Skip to content

Architecture

  • Tri-Path Retrieval


    Vector, Sparse, and Graph retrievers run concurrently for maximum recall.

  • Fusion Layer


    Weighted fusion or RRF unifies heterogeneous scores into one ranking.

  • Optional Reranker


    Cross-encoder can refine the fused list by understanding local context.

  • Pydantic-Orchestrated


    All engine parameters are Pydantic fields with constraints and defaults.

  • FastAPI Surface


    Clean endpoints for indexing, retrieval, graph queries, and system health.

  • Observability


    Readiness + Prometheus metrics + PostgreSQL exporter.

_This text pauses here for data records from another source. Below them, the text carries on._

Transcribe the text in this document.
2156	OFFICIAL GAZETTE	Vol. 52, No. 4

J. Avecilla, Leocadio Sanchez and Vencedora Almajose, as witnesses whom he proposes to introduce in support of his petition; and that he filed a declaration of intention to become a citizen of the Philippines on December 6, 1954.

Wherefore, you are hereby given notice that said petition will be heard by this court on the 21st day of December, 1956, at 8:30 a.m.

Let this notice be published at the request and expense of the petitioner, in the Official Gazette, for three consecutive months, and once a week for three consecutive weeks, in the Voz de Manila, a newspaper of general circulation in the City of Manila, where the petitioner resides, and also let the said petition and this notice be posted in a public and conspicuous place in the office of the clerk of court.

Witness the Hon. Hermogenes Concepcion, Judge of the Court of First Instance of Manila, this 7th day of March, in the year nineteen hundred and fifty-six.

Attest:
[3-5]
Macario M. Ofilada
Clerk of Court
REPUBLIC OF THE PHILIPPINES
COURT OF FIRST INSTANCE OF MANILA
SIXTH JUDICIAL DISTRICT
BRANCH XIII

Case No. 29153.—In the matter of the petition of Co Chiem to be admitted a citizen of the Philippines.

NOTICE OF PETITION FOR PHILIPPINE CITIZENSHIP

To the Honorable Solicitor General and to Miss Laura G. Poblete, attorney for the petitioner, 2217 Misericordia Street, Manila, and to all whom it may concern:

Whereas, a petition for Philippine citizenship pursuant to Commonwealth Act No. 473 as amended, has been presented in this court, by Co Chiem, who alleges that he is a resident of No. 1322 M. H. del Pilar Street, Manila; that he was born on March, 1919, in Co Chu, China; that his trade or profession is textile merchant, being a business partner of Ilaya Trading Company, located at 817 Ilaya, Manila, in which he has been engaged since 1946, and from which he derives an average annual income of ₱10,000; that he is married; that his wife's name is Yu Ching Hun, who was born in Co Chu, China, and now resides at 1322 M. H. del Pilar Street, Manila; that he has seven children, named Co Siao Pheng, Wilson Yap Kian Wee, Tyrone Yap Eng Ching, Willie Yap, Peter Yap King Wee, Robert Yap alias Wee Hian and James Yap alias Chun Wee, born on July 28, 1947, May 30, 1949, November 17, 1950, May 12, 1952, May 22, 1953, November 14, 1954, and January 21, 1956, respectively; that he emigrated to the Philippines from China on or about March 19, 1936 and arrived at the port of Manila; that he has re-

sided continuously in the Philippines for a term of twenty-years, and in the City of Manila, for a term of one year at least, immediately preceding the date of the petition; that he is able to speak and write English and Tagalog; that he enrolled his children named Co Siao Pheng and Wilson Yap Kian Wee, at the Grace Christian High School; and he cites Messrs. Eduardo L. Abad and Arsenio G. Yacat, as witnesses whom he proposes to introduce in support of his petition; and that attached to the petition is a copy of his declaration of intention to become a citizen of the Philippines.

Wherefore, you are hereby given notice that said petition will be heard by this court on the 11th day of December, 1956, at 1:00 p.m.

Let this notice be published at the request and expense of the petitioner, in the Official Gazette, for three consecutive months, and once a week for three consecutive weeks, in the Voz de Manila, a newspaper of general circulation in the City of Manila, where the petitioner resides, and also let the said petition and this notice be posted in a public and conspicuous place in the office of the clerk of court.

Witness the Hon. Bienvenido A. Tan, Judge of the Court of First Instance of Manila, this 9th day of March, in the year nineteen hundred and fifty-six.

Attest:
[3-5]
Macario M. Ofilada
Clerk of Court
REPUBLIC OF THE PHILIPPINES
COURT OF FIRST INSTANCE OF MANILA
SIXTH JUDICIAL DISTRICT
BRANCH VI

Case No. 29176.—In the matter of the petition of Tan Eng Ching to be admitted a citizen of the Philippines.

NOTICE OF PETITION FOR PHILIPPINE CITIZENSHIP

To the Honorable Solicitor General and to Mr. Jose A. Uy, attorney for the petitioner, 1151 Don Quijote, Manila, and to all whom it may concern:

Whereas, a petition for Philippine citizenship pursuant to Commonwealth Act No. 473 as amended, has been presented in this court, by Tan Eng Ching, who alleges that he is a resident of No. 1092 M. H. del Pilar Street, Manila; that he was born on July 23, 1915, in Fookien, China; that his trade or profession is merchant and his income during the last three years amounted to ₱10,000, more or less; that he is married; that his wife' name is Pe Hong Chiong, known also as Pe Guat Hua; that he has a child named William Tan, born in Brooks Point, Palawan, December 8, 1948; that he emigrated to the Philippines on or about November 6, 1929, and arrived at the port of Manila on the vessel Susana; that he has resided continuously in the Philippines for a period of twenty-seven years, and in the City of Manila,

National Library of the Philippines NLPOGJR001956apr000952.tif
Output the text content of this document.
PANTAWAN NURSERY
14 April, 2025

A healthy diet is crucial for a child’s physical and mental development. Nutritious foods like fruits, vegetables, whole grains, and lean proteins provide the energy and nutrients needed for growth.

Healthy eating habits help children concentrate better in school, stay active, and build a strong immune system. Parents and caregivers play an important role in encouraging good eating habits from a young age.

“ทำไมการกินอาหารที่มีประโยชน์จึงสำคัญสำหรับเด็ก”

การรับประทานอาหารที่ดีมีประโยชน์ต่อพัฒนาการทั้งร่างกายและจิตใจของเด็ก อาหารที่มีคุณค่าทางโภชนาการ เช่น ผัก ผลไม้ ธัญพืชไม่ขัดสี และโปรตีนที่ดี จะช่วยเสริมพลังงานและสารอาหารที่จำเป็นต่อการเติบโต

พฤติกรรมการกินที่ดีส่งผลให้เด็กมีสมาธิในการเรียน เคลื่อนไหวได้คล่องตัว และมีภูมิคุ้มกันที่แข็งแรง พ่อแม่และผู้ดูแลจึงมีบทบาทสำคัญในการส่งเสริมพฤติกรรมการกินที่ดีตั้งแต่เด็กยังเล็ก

Get started Configuration API

Concurrency

TriBridRAG parallelizes retrievers with async I/O. Size DB connection pools to match concurrency and avoid I/O starvation.

Failure Isolation

Each retriever is wrapped so failures degrade that leg only. Fusion runs on the subset that succeeded; fused results keep provenance in ChunkMatch.source.

Graph Availability

If Neo4j is temporarily unavailable, retrieval continues with vector + sparse. Test fallback behavior in your deployment.

System Diagram

flowchart LR
    subgraph API
      FAPI["FastAPI"]
    end

    FAPI --> V["VectorRetriever"]
    FAPI --> S["SparseRetriever"]
    FAPI --> G["GraphRetriever"]

    V --> FU["Fusion"]
    S --> FU
    G --> FU

    FU --> RR["Reranker (optional)"]
    RR --> RES["Results"]
    FU --> RES

    V <--> PG["("PostgreSQL\n(pgvector+FTS)")"]
    S <--> PG
    G <--> NEO["("Neo4j\nGraph")"]

Layer Responsibilities

Layer Module Responsibilities Representative Config
Vector server/retrieval/vector.py Dense search via pgvector vector_search.enabled, vector_search.top_k, embedding.*
Sparse server/retrieval/sparse.py FTS/BM25 over chunks sparse_search.enabled, sparse_search.top_k, indexing.bm25_*
Graph server/retrieval/graph.py Entity traversal, context expansion graph_search.enabled, graph_search.max_hops, graph_storage.*
Fusion server/retrieval/fusion.py Merge lists and scores fusion.method, fusion.rrf_k, fusion.*_weight
Reranker server/retrieval/rerank.py Cross-encoder scoring reranking.reranker_mode, reranking.*

Hot Path (Annotated)

from server.retrieval.fusion import TriBridFusion
from server.retrieval.rerank import Reranker

async def search(query: str, corpus_id: str, cfg):  # (1)
    fusion = TriBridFusion(cfg)
    fused = await fusion.search(corpus_id, query)   # (2)
    if cfg.reranking.reranker_mode != "none":
        rr = Reranker(cfg)
        fused = await rr.rerank(query, fused)       # (3)
    return fused                                   # (4)
BASE=http://localhost:8000
# (2) Fusion (vector+sparse+graph)
curl -sS -X POST "$BASE/search" \
  -H 'Content-Type: application/json' \
  -d '{
    "corpus_id": "tribrid",
    "query": "connection pool size",
    "top_k": 10
  }' | jq '.matches[0]'
import type { SearchRequest, SearchResponse } from "../web/src/types/generated";

export async function triSearch(req: SearchRequest): Promise<SearchResponse> {
  const resp = await fetch("/search", {
    method: "POST",
    headers: { "Content-Type": "application/json" },
    body: JSON.stringify(req),
  });
  return await resp.json(); // (4)
}
  1. Query and corpus identifier; use corpus_id (alias of legacy repo_id)
  2. Fusion runs vector/sparse/graph concurrently and merges results
  3. Optional reranking with cross-encoder based on config
  4. Returns unified SearchResponse with provenance and latency

Fusion Choices

Method Formula Strengths Notes
weighted w_v*sv + w_s*ss + w_g*sg Interpretable weight tuning Normalize scores if distributions differ
rrf sum 1/(k+rank_i) Robust across heterogeneous scales Tune rrf_k in fusion.rrf_k
flowchart TB
    Q["Query"] --> V["Vector Top-K"]
    Q --> S["Sparse Top-K"]
    Q --> G["Graph Top-K"]
    V --> FU["Fusion"]
    S --> FU
    G --> FU
    FU --> OUT["Top-N Results"]
Implementation Notes
  • All configurable fields (weights, top_k, thresholds) live in TriBridConfig. Frontend sliders and toggles must map 1:1 to these fields via generated.ts.
  • DB clients: server/db/postgres.py (pgvector + FTS) and server/db/neo4j.py (graph). Keep pools separate to avoid head-of-line blocking.

Do Not Hand-Write Types

All API types must be imported from web/src/types/generated.ts. Regenerate with uv run scripts/generate_types.py whenever Pydantic models change.